Working for a Korean company made me very familiar with and
interested in anything Korean. Ban
Ki-moon, Lee Myung-bak, Kim Yu-Na, Park Ji-Sung…I know all of them. I can even name
all members of Girls’ Generation. You see, as a living, I edit English essays
written by Korean students. Being proud as they are, these students often
mention prominent Korean individuals, products, and what have you as examples
to beef up their essays. That’s how I discovered Please Look After Mother (also Please
Look After Mom) by Korean writer Shin Kyung-sook.

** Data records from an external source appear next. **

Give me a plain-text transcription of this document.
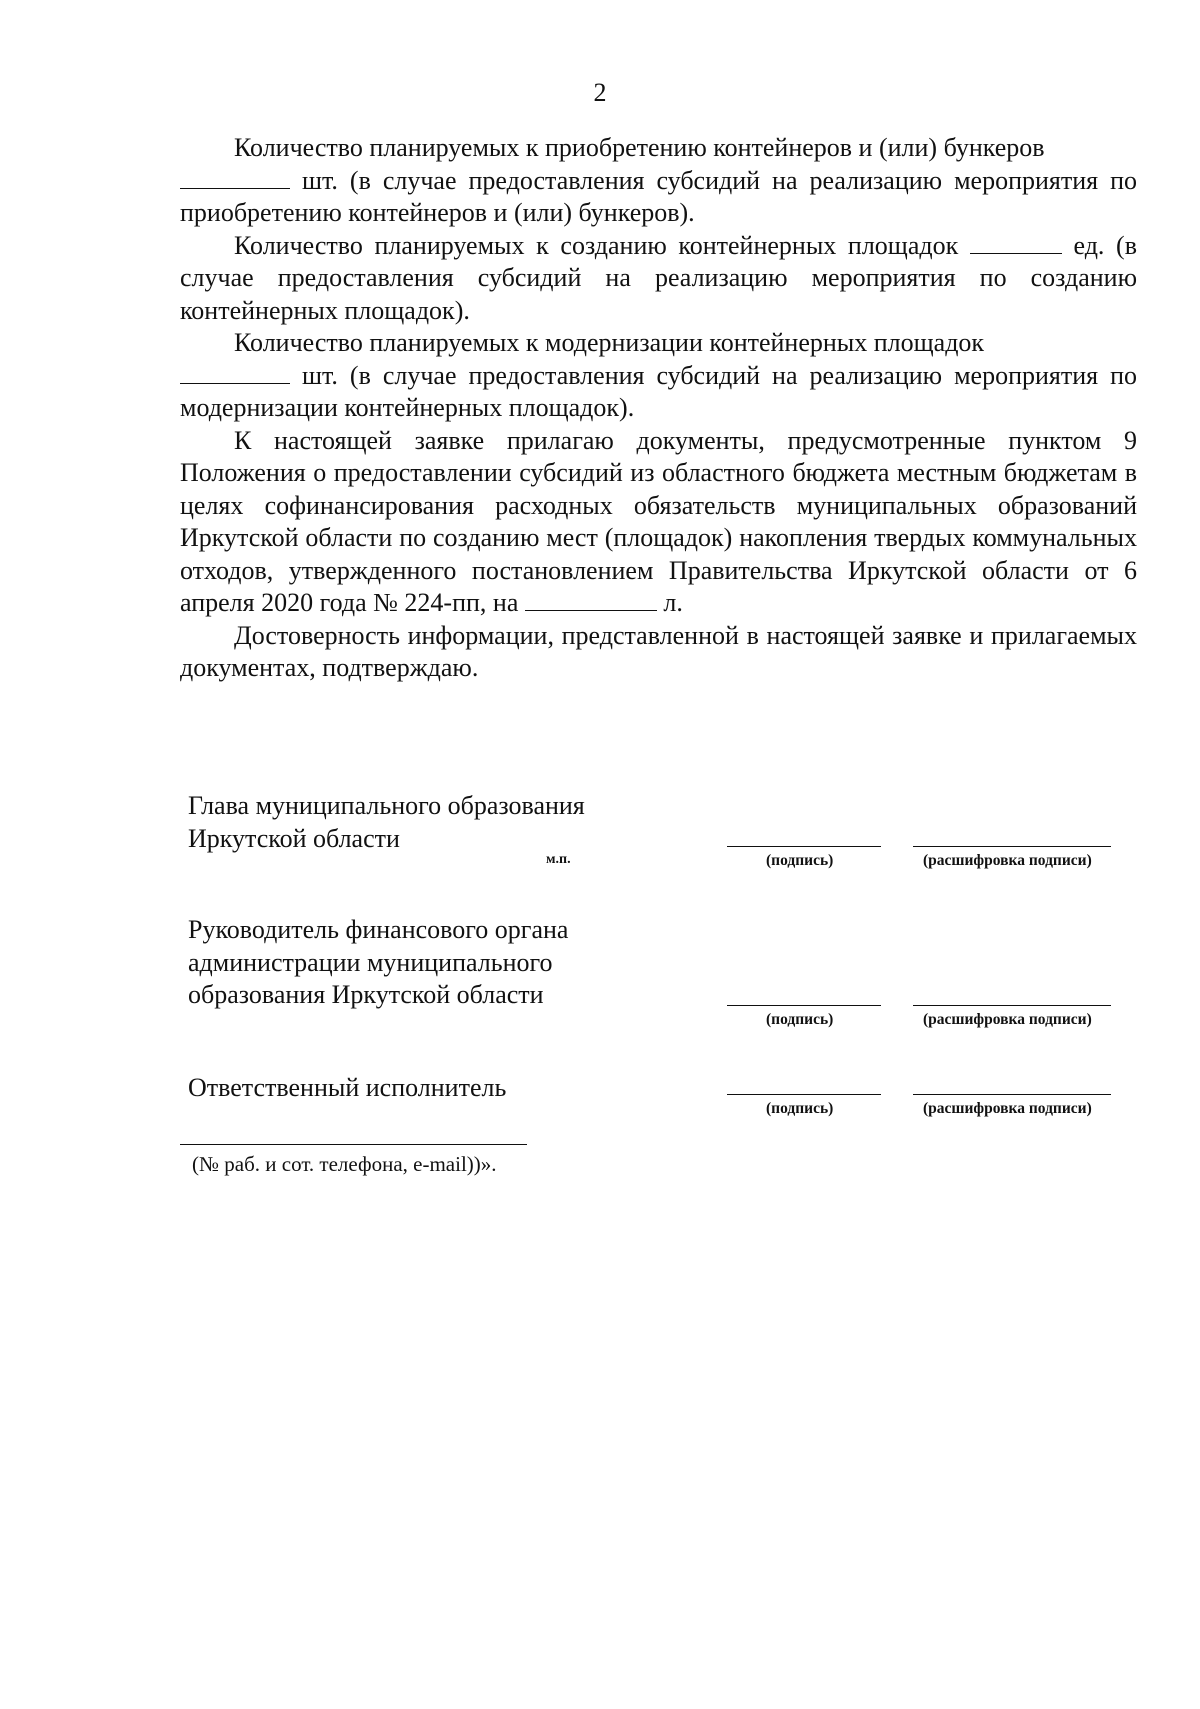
2

Количество планируемых к приобретению контейнеров и (или) бункеров
шт. (в случае предоставления субсидий на реализацию мероприятия по приобретению контейнеров и (или) бункеров).

Количество планируемых к созданию контейнерных площадок	ед. (в случае предоставления субсидий на реализацию мероприятия по созданию контейнерных площадок).

Количество планируемых к модернизации контейнерных площадок
шт. (в случае предоставления субсидий на реализацию мероприятия по модернизации контейнерных площадок).

К настоящей заявке прилагаю документы, предусмотренные пунктом 9 Положения о предоставлении субсидий из областного бюджета местным бюджетам в целях софинансирования расходных обязательств муниципальных образований Иркутской области по созданию мест (площадок) накопления твердых коммунальных отходов, утвержденного постановлением Правительства Иркутской области от 6 апреля 2020 года № 224-пп, на	л.

Достоверность информации, представленной в настоящей заявке и прилагаемых документах, подтверждаю.

Глава муниципального образования
Иркутской области
м.п.	(подпись)	(расшифровка подписи)
Руководитель финансового органа
администрации муниципального
образования Иркутской области
(подпись)	(расшифровка подписи)
Ответственный исполнитель
(подпись)	(расшифровка подписи)
(№ раб. и сот. телефона, e-mail))».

I forgot what exactly the topic was, but I remember how one
student was raving about Please Look
After Mother in her essay. She said that the book, first published in 2009 (as 엄마를 부탁해),
has been so popular in Korea that it has been translated into English for
international readers. I got curious and wrote in one blog entry, last year, that I
wanted to have a copy. Seven months later, on my 26th birthday, I
received one as a gift. I could have bought it myself, but it's hard to find.
The book cover is Memoirs of a Geisha-ish. (Photo taken by my brother) |
The use of the second person point of view in most chapters
makes you feel that you are part of the story, and, thus, it also makes you
feel that you are being reproved for taking your mother/wife for granted.
Earlier reviews said that this book would leave readers guilt-ridden. That is
actually why, on purpose, I delayed finishing this book. If not for the monsoon rains last month, I would not have been forced to read all of it. The reviews were right. The book made me reevaluate whether I have been treating my mother with love and respect as she deserves.
Don’t get me wrong. I have a good relationship with my
mother. I know that I am a good son and that she is proud of me. But I think
that I can still treat my mother better. I realized that as I was growing up, I
was also growing further away from my parents. That is a natural phenomenon I
guess. Reading this book, however, made me believe that it should not be the
case. The book reminded me of Yasujiro Ozu’s 1953 movie, Tokyo Story. Indeed, as what
the book and the movie tell us, we should honor our parents while they are
still alive, for we cannot serve them beyond the grave.
So will you have the same feelings that I had after reading
the book? Probably. That’s if you were also raised by a hardworking mother who
would do anything for you and your family.
The book is no Hunger
Games or Fifty Shades of Grey, but I can't really tell because I haven’t read them. Note that I am not a book critic. In fact, I rarely read books. Please Look After Mother is actually the
first real book I read in four years. I feel like some things were lost in
translation. However, I can definitely recommend it. After all, it is a
bestseller, and Shin Kyung-sook won the 2011 Man Asian Literary Prize for it, making her the first woman to receive the award.
I’ll leave you with some excerpts from the book that answer
a question you may have about your mother, especially if your mother cooks: “Does
she like being in the kitchen?” These are from pages 63 to 65 of Please Look After Mother
(the paperback one, translated by Kim Chi-Young):
“I don’t like or
dislike the kitchen. I cooked because I had to. I had to stay in the kitchen so
you could all eat and go to school. How could you only do what you like? If you
only do what you like, who’s going to do what you don’t like?
There were days when I
could see the rice in the jar in the cellar disappearing day by day, and times
when the jar would be empty. When I went to the cellar to get some rice for
dinner and my scoop scraped the bottom of the rice jar, my heart would sink:
What am I going to feed my babies tomorrow morning? So in those days it wasn’t
about whether I liked to be in the kitchen or not. If I made a big pot of rice
and a smaller pot of soup, I didn’t think of how tired I was. I felt good that
these were going to my babies’ mouths.”